Here is an alternative to the bias circuit. It's NOT a peak detector so you have to find the peaks or average in software. It "kills" the negative half of the signal. Without the bias you can use the optional 1.1V analog reference for more sensitivity.
@DVDdoug yes I have run some example code, whiten code to just have a rainbow, I've worked with Neo Pixel matrix as well for making a basketball game. But for this project, I just ran my rainbow code to ensure that everything is working correctly and the wiring was fine on the breadboard.

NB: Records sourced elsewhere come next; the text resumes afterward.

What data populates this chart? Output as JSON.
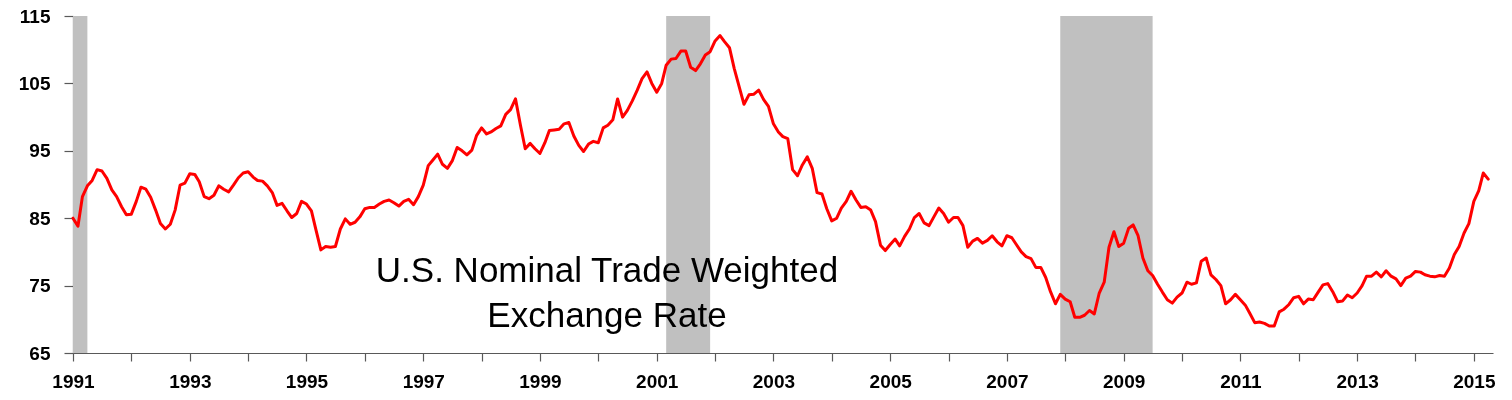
{
  "chart_data": {
    "type": "line",
    "title": "U.S. Nominal Trade Weighted\nExchange Rate",
    "x": [
      "1991-01",
      "1991-02",
      "1991-03",
      "1991-04",
      "1991-05",
      "1991-06",
      "1991-07",
      "1991-08",
      "1991-09",
      "1991-10",
      "1991-11",
      "1991-12",
      "1992-01",
      "1992-02",
      "1992-03",
      "1992-04",
      "1992-05",
      "1992-06",
      "1992-07",
      "1992-08",
      "1992-09",
      "1992-10",
      "1992-11",
      "1992-12",
      "1993-01",
      "1993-02",
      "1993-03",
      "1993-04",
      "1993-05",
      "1993-06",
      "1993-07",
      "1993-08",
      "1993-09",
      "1993-10",
      "1993-11",
      "1993-12",
      "1994-01",
      "1994-02",
      "1994-03",
      "1994-04",
      "1994-05",
      "1994-06",
      "1994-07",
      "1994-08",
      "1994-09",
      "1994-10",
      "1994-11",
      "1994-12",
      "1995-01",
      "1995-02",
      "1995-03",
      "1995-04",
      "1995-05",
      "1995-06",
      "1995-07",
      "1995-08",
      "1995-09",
      "1995-10",
      "1995-11",
      "1995-12",
      "1996-01",
      "1996-02",
      "1996-03",
      "1996-04",
      "1996-05",
      "1996-06",
      "1996-07",
      "1996-08",
      "1996-09",
      "1996-10",
      "1996-11",
      "1996-12",
      "1997-01",
      "1997-02",
      "1997-03",
      "1997-04",
      "1997-05",
      "1997-06",
      "1997-07",
      "1997-08",
      "1997-09",
      "1997-10",
      "1997-11",
      "1997-12",
      "1998-01",
      "1998-02",
      "1998-03",
      "1998-04",
      "1998-05",
      "1998-06",
      "1998-07",
      "1998-08",
      "1998-09",
      "1998-10",
      "1998-11",
      "1998-12",
      "1999-01",
      "1999-02",
      "1999-03",
      "1999-04",
      "1999-05",
      "1999-06",
      "1999-07",
      "1999-08",
      "1999-09",
      "1999-10",
      "1999-11",
      "1999-12",
      "2000-01",
      "2000-02",
      "2000-03",
      "2000-04",
      "2000-05",
      "2000-06",
      "2000-07",
      "2000-08",
      "2000-09",
      "2000-10",
      "2000-11",
      "2000-12",
      "2001-01",
      "2001-02",
      "2001-03",
      "2001-04",
      "2001-05",
      "2001-06",
      "2001-07",
      "2001-08",
      "2001-09",
      "2001-10",
      "2001-11",
      "2001-12",
      "2002-01",
      "2002-02",
      "2002-03",
      "2002-04",
      "2002-05",
      "2002-06",
      "2002-07",
      "2002-08",
      "2002-09",
      "2002-10",
      "2002-11",
      "2002-12",
      "2003-01",
      "2003-02",
      "2003-03",
      "2003-04",
      "2003-05",
      "2003-06",
      "2003-07",
      "2003-08",
      "2003-09",
      "2003-10",
      "2003-11",
      "2003-12",
      "2004-01",
      "2004-02",
      "2004-03",
      "2004-04",
      "2004-05",
      "2004-06",
      "2004-07",
      "2004-08",
      "2004-09",
      "2004-10",
      "2004-11",
      "2004-12",
      "2005-01",
      "2005-02",
      "2005-03",
      "2005-04",
      "2005-05",
      "2005-06",
      "2005-07",
      "2005-08",
      "2005-09",
      "2005-10",
      "2005-11",
      "2005-12",
      "2006-01",
      "2006-02",
      "2006-03",
      "2006-04",
      "2006-05",
      "2006-06",
      "2006-07",
      "2006-08",
      "2006-09",
      "2006-10",
      "2006-11",
      "2006-12",
      "2007-01",
      "2007-02",
      "2007-03",
      "2007-04",
      "2007-05",
      "2007-06",
      "2007-07",
      "2007-08",
      "2007-09",
      "2007-10",
      "2007-11",
      "2007-12",
      "2008-01",
      "2008-02",
      "2008-03",
      "2008-04",
      "2008-05",
      "2008-06",
      "2008-07",
      "2008-08",
      "2008-09",
      "2008-10",
      "2008-11",
      "2008-12",
      "2009-01",
      "2009-02",
      "2009-03",
      "2009-04",
      "2009-05",
      "2009-06",
      "2009-07",
      "2009-08",
      "2009-09",
      "2009-10",
      "2009-11",
      "2009-12",
      "2010-01",
      "2010-02",
      "2010-03",
      "2010-04",
      "2010-05",
      "2010-06",
      "2010-07",
      "2010-08",
      "2010-09",
      "2010-10",
      "2010-11",
      "2010-12",
      "2011-01",
      "2011-02",
      "2011-03",
      "2011-04",
      "2011-05",
      "2011-06",
      "2011-07",
      "2011-08",
      "2011-09",
      "2011-10",
      "2011-11",
      "2011-12",
      "2012-01",
      "2012-02",
      "2012-03",
      "2012-04",
      "2012-05",
      "2012-06",
      "2012-07",
      "2012-08",
      "2012-09",
      "2012-10",
      "2012-11",
      "2012-12",
      "2013-01",
      "2013-02",
      "2013-03",
      "2013-04",
      "2013-05",
      "2013-06",
      "2013-07",
      "2013-08",
      "2013-09",
      "2013-10",
      "2013-11",
      "2013-12",
      "2014-01",
      "2014-02",
      "2014-03",
      "2014-04",
      "2014-05",
      "2014-06",
      "2014-07",
      "2014-08",
      "2014-09",
      "2014-10",
      "2014-11",
      "2014-12",
      "2015-01",
      "2015-02",
      "2015-03",
      "2015-04"
    ],
    "series": [
      {
        "color": "#ff0000",
        "values": [
          85.0,
          83.8,
          88.2,
          89.8,
          90.6,
          92.2,
          92.0,
          90.9,
          89.2,
          88.2,
          86.7,
          85.5,
          85.6,
          87.5,
          89.6,
          89.3,
          88.1,
          86.2,
          84.2,
          83.4,
          84.1,
          86.2,
          89.9,
          90.2,
          91.6,
          91.5,
          90.4,
          88.2,
          87.9,
          88.4,
          89.8,
          89.3,
          88.9,
          89.9,
          91.0,
          91.7,
          91.9,
          91.1,
          90.6,
          90.5,
          89.8,
          88.8,
          86.9,
          87.2,
          86.1,
          85.1,
          85.7,
          87.5,
          87.1,
          86.1,
          83.3,
          80.3,
          80.8,
          80.7,
          80.8,
          83.4,
          84.9,
          84.1,
          84.4,
          85.2,
          86.4,
          86.6,
          86.6,
          87.1,
          87.5,
          87.7,
          87.3,
          86.8,
          87.5,
          87.8,
          87.0,
          88.2,
          89.9,
          92.8,
          93.6,
          94.5,
          93.0,
          92.4,
          93.5,
          95.5,
          95.0,
          94.4,
          95.1,
          97.3,
          98.4,
          97.5,
          97.8,
          98.3,
          98.7,
          100.4,
          101.1,
          102.7,
          98.8,
          95.3,
          96.1,
          95.3,
          94.6,
          96.2,
          98.0,
          98.1,
          98.2,
          99.0,
          99.2,
          97.2,
          95.8,
          94.9,
          96.0,
          96.4,
          96.2,
          98.4,
          98.8,
          99.6,
          102.7,
          100.0,
          101.0,
          102.4,
          104.0,
          105.7,
          106.7,
          105.0,
          103.7,
          105.0,
          107.7,
          108.6,
          108.7,
          109.8,
          109.8,
          107.4,
          106.9,
          107.9,
          109.2,
          109.7,
          111.3,
          112.1,
          111.2,
          110.3,
          107.2,
          104.5,
          101.9,
          103.3,
          103.4,
          104.0,
          102.6,
          101.6,
          99.0,
          97.8,
          97.1,
          96.8,
          92.2,
          91.3,
          92.9,
          94.1,
          92.4,
          88.8,
          88.6,
          86.4,
          84.6,
          85.0,
          86.5,
          87.5,
          89.0,
          87.7,
          86.6,
          86.7,
          86.2,
          84.5,
          81.0,
          80.2,
          81.1,
          81.9,
          80.9,
          82.3,
          83.4,
          85.1,
          85.7,
          84.3,
          83.9,
          85.2,
          86.5,
          85.7,
          84.4,
          85.1,
          85.1,
          83.9,
          80.7,
          81.6,
          82.0,
          81.3,
          81.7,
          82.4,
          81.5,
          80.9,
          82.4,
          82.1,
          81.1,
          80.0,
          79.3,
          79.0,
          77.7,
          77.7,
          76.2,
          74.1,
          72.3,
          73.7,
          73.0,
          72.6,
          70.3,
          70.3,
          70.6,
          71.3,
          70.8,
          73.9,
          75.5,
          80.7,
          83.0,
          80.8,
          81.3,
          83.5,
          84.0,
          82.4,
          79.1,
          77.2,
          76.5,
          75.2,
          74.0,
          72.9,
          72.4,
          73.3,
          73.9,
          75.5,
          75.2,
          75.4,
          78.6,
          79.1,
          76.6,
          75.9,
          75.0,
          72.3,
          72.9,
          73.7,
          72.9,
          72.1,
          70.9,
          69.5,
          69.6,
          69.4,
          69.0,
          69.0,
          71.1,
          71.5,
          72.2,
          73.2,
          73.4,
          72.3,
          73.0,
          72.9,
          74.0,
          75.1,
          75.3,
          74.1,
          72.6,
          72.7,
          73.6,
          73.2,
          73.9,
          75.0,
          76.4,
          76.4,
          77.0,
          76.3,
          77.2,
          76.4,
          76.0,
          75.0,
          76.1,
          76.4,
          77.1,
          77.0,
          76.6,
          76.4,
          76.3,
          76.5,
          76.4,
          77.6,
          79.6,
          80.8,
          82.8,
          84.2,
          87.5,
          89.1,
          91.7,
          90.8
        ]
      }
    ],
    "xlim": [
      "1991-01",
      "2015-05"
    ],
    "xticks": [
      "1991",
      {
        "value": "1992",
        "label": null
      },
      "1993",
      {
        "value": "1994",
        "label": null
      },
      "1995",
      {
        "value": "1996",
        "label": null
      },
      "1997",
      {
        "value": "1998",
        "label": null
      },
      "1999",
      {
        "value": "2000",
        "label": null
      },
      "2001",
      {
        "value": "2002",
        "label": null
      },
      "2003",
      {
        "value": "2004",
        "label": null
      },
      "2005",
      {
        "value": "2006",
        "label": null
      },
      "2007",
      {
        "value": "2008",
        "label": null
      },
      "2009",
      {
        "value": "2010",
        "label": null
      },
      "2011",
      {
        "value": "2012",
        "label": null
      },
      "2013",
      {
        "value": "2014",
        "label": null
      },
      "2015"
    ],
    "ylim": [
      65,
      115
    ],
    "yticks": [
      65,
      75,
      85,
      95,
      105,
      115
    ],
    "bands": [
      {
        "axis": "x",
        "from": "1991-01",
        "to": "1991-04",
        "color": "#c0c0c0"
      },
      {
        "axis": "x",
        "from": "2001-03",
        "to": "2001-12",
        "color": "#c0c0c0"
      },
      {
        "axis": "x",
        "from": "2007-12",
        "to": "2009-07",
        "color": "#c0c0c0"
      }
    ],
    "grid": false
  }
}
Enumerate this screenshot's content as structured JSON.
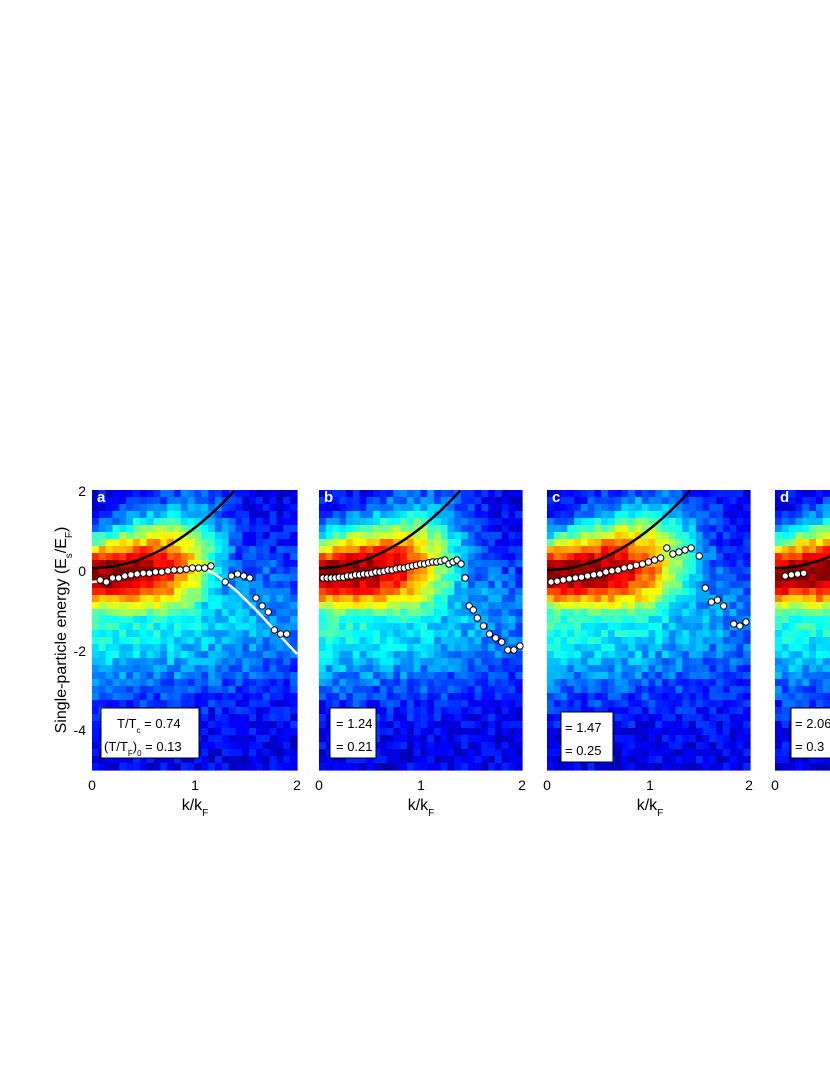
{
  "figure": {
    "ylabel_main": "Single-particle energy (E",
    "ylabel_sub": "s",
    "ylabel_mid": "/E",
    "ylabel_sub2": "F",
    "ylabel_end": ")",
    "xlabel_main": "k/k",
    "xlabel_sub": "F"
  },
  "panels": [
    {
      "letter": "a",
      "label_line1": {
        "prefix": "T/T",
        "sub": "c",
        "suffix": " = 0.74"
      },
      "label_line2": {
        "prefix": "(T/T",
        "sub": "F",
        "mid": ")",
        "sub2": "0",
        "suffix": " = 0.13"
      }
    },
    {
      "letter": "b",
      "label_line1": {
        "suffix": "= 1.24"
      },
      "label_line2": {
        "suffix": "= 0.21"
      }
    },
    {
      "letter": "c",
      "label_line1": {
        "suffix": "= 1.47"
      },
      "label_line2": {
        "suffix": "= 0.25"
      }
    },
    {
      "letter": "d",
      "label_line1": {
        "suffix": "= 2.06"
      },
      "label_line2": {
        "suffix": "= 0.3"
      }
    }
  ],
  "chart_data": {
    "type": "heatmap",
    "x_ticks": [
      "0",
      "1",
      "2"
    ],
    "y_ticks": [
      "2",
      "0",
      "-2",
      "-4"
    ],
    "xlim": [
      0,
      2
    ],
    "ylim": [
      -5,
      2
    ],
    "colormap": "jet",
    "series": [
      {
        "panel": "a",
        "peak_points": {
          "x": [
            0.08,
            0.14,
            0.2,
            0.26,
            0.32,
            0.38,
            0.44,
            0.5,
            0.56,
            0.62,
            0.68,
            0.74,
            0.8,
            0.86,
            0.92,
            0.98,
            1.04,
            1.1,
            1.16,
            1.3,
            1.36,
            1.42,
            1.48,
            1.54,
            1.6,
            1.66,
            1.72,
            1.78,
            1.84,
            1.9
          ],
          "y": [
            -0.25,
            -0.3,
            -0.2,
            -0.2,
            -0.15,
            -0.12,
            -0.1,
            -0.08,
            -0.08,
            -0.05,
            -0.05,
            -0.02,
            0.0,
            0.0,
            0.02,
            0.05,
            0.05,
            0.05,
            0.1,
            -0.3,
            -0.15,
            -0.1,
            -0.15,
            -0.2,
            -0.7,
            -0.9,
            -1.05,
            -1.5,
            -1.6,
            -1.6
          ]
        },
        "white_fit": {
          "x": [
            0.0,
            0.2,
            0.4,
            0.6,
            0.8,
            1.0,
            1.1,
            1.2,
            1.4,
            1.6,
            1.8,
            2.0
          ],
          "y": [
            -0.3,
            -0.25,
            -0.12,
            -0.05,
            0.0,
            0.03,
            0.02,
            -0.1,
            -0.5,
            -1.0,
            -1.55,
            -2.1
          ]
        },
        "free_dispersion": {
          "type": "parabola",
          "offset": 0.05,
          "coeff": 1.0
        }
      },
      {
        "panel": "b",
        "peak_points": {
          "x": [
            0.04,
            0.08,
            0.12,
            0.16,
            0.2,
            0.24,
            0.28,
            0.32,
            0.36,
            0.4,
            0.44,
            0.48,
            0.52,
            0.56,
            0.6,
            0.64,
            0.68,
            0.72,
            0.76,
            0.8,
            0.84,
            0.88,
            0.92,
            0.96,
            1.0,
            1.04,
            1.08,
            1.12,
            1.16,
            1.2,
            1.24,
            1.28,
            1.32,
            1.36,
            1.4,
            1.44,
            1.48,
            1.52,
            1.56,
            1.62,
            1.68,
            1.74,
            1.8,
            1.86,
            1.92,
            1.98
          ],
          "y": [
            -0.2,
            -0.2,
            -0.2,
            -0.2,
            -0.18,
            -0.18,
            -0.15,
            -0.15,
            -0.12,
            -0.12,
            -0.1,
            -0.1,
            -0.08,
            -0.05,
            -0.05,
            -0.03,
            0.0,
            0.0,
            0.03,
            0.05,
            0.05,
            0.08,
            0.1,
            0.12,
            0.15,
            0.15,
            0.18,
            0.2,
            0.2,
            0.22,
            0.25,
            0.15,
            0.2,
            0.25,
            0.15,
            -0.2,
            -0.9,
            -1.0,
            -1.2,
            -1.4,
            -1.6,
            -1.7,
            -1.8,
            -2.0,
            -2.0,
            -1.9
          ]
        },
        "free_dispersion": {
          "type": "parabola",
          "offset": 0.05,
          "coeff": 1.0
        }
      },
      {
        "panel": "c",
        "peak_points": {
          "x": [
            0.04,
            0.1,
            0.16,
            0.22,
            0.28,
            0.34,
            0.4,
            0.46,
            0.52,
            0.58,
            0.64,
            0.7,
            0.76,
            0.82,
            0.88,
            0.94,
            1.0,
            1.06,
            1.12,
            1.18,
            1.24,
            1.3,
            1.36,
            1.42,
            1.5,
            1.56,
            1.62,
            1.68,
            1.74,
            1.84,
            1.9,
            1.96
          ],
          "y": [
            -0.3,
            -0.28,
            -0.25,
            -0.22,
            -0.2,
            -0.18,
            -0.15,
            -0.12,
            -0.1,
            -0.05,
            -0.02,
            0.0,
            0.05,
            0.08,
            0.12,
            0.15,
            0.2,
            0.25,
            0.3,
            0.55,
            0.4,
            0.45,
            0.5,
            0.55,
            0.35,
            -0.45,
            -0.8,
            -0.75,
            -0.9,
            -1.35,
            -1.4,
            -1.3
          ]
        },
        "free_dispersion": {
          "type": "parabola",
          "offset": 0.0,
          "coeff": 1.0
        }
      },
      {
        "panel": "d",
        "peak_points": {
          "x": [
            0.1,
            0.16,
            0.22,
            0.28
          ],
          "y": [
            -0.15,
            -0.12,
            -0.1,
            -0.08
          ]
        },
        "free_dispersion": {
          "type": "parabola",
          "offset": 0.05,
          "coeff": 1.0
        }
      }
    ]
  }
}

I am not running a separate PSU yet because I'm just in the testing phases of this project and need to sort out all the code blocks first for what I need this thing to do. I do things in phases, for instance with the basketball game I made, it has 6 8x32 matrices, so I started by making text show up then made it change colours, them made graphics, then added the other matrices and made it four player then scrolling text, then points system then timer, then made the timer settable, and so on, pretty sure you get the idea
I purposely have the brightness set really low right now and only have 8 LEDs on the circuit so nothing is getting hot or pulling above 250mA As for the diagram you posted, I don't believe that I have any more shotkey diodes in my invintory or opamp chips sadly so I can't try what you suggested at the moment. You do bring up a lot of good points though, thank you.
Got ya. I seem to have an issue though. I have checked several times now if I have the circuit built correctly and I do. In my example audio test code, I'm running the serial plotter again and when I have the 100nF cap installed I don't really get much but a flat line starting at 3. When I bypass it, I get peaks and valleys, however it "grows". For instance, it will go up to around 12, then it will set the new flatline at 12 after audio is removed (unplug the jack or pause the music) If I keep doing this, it grows to the point where it won't grow anymore.
P.S. A couple more thoughts for possible "'software enhancements" in the future...
I assume this is a VU meter effect, not actually a meter to measure "loudness"?
Red may get boring, so you may want the ability to change colors, maybe randomly, and maybe make a "background" color instead of "off".
I made a "giant VU meter effect". It uses regular red LEDs (spaced at about 4-inches to make it about 8-feet tall) so I can't do any "color tricks" , (I may change that.)
To keep it interesting, it randomly reverses (going down instead of up with loudness), it inverts (more LEDs going off when it gets louder) and it "mirrors" with the LEDs "moving" out from the center, or in toward the center when reversed. It also switches between bar-graph and dot modes.
...It has 6 other sequencing/blinking effects, with similar random variations. I have two switches - One to "hold" the current effect with all the variations and one "hold all" switch, if for example, I want to lock-in the regular bar-graph VU meter (which is how it always starts).
Since my effect is not any kind of "meter" and it's not measuring dB or anything meaningful, the sensitivity is continuously-automatically adjusted based on a circular buffer that stores the (approximate) 20-second peak and moving average.
The "top" of the meter is "calibrated" to the recent peak so it's almost always reaching the top.
The "bottom" of the meter is is the average level instead of near-silence. That gives lots of "meter action" with most music.
I'm using two resistors as a voltage divider. Then a decoupling capacitor between the audio input from the line level to the arduino pin. Also I have a pulldown resistor hooked to the audio input, which I don't think I need at this point. I'll check in to the bits of code that you have pointed out and see what is the matter. Reply is much appreciated, thank you.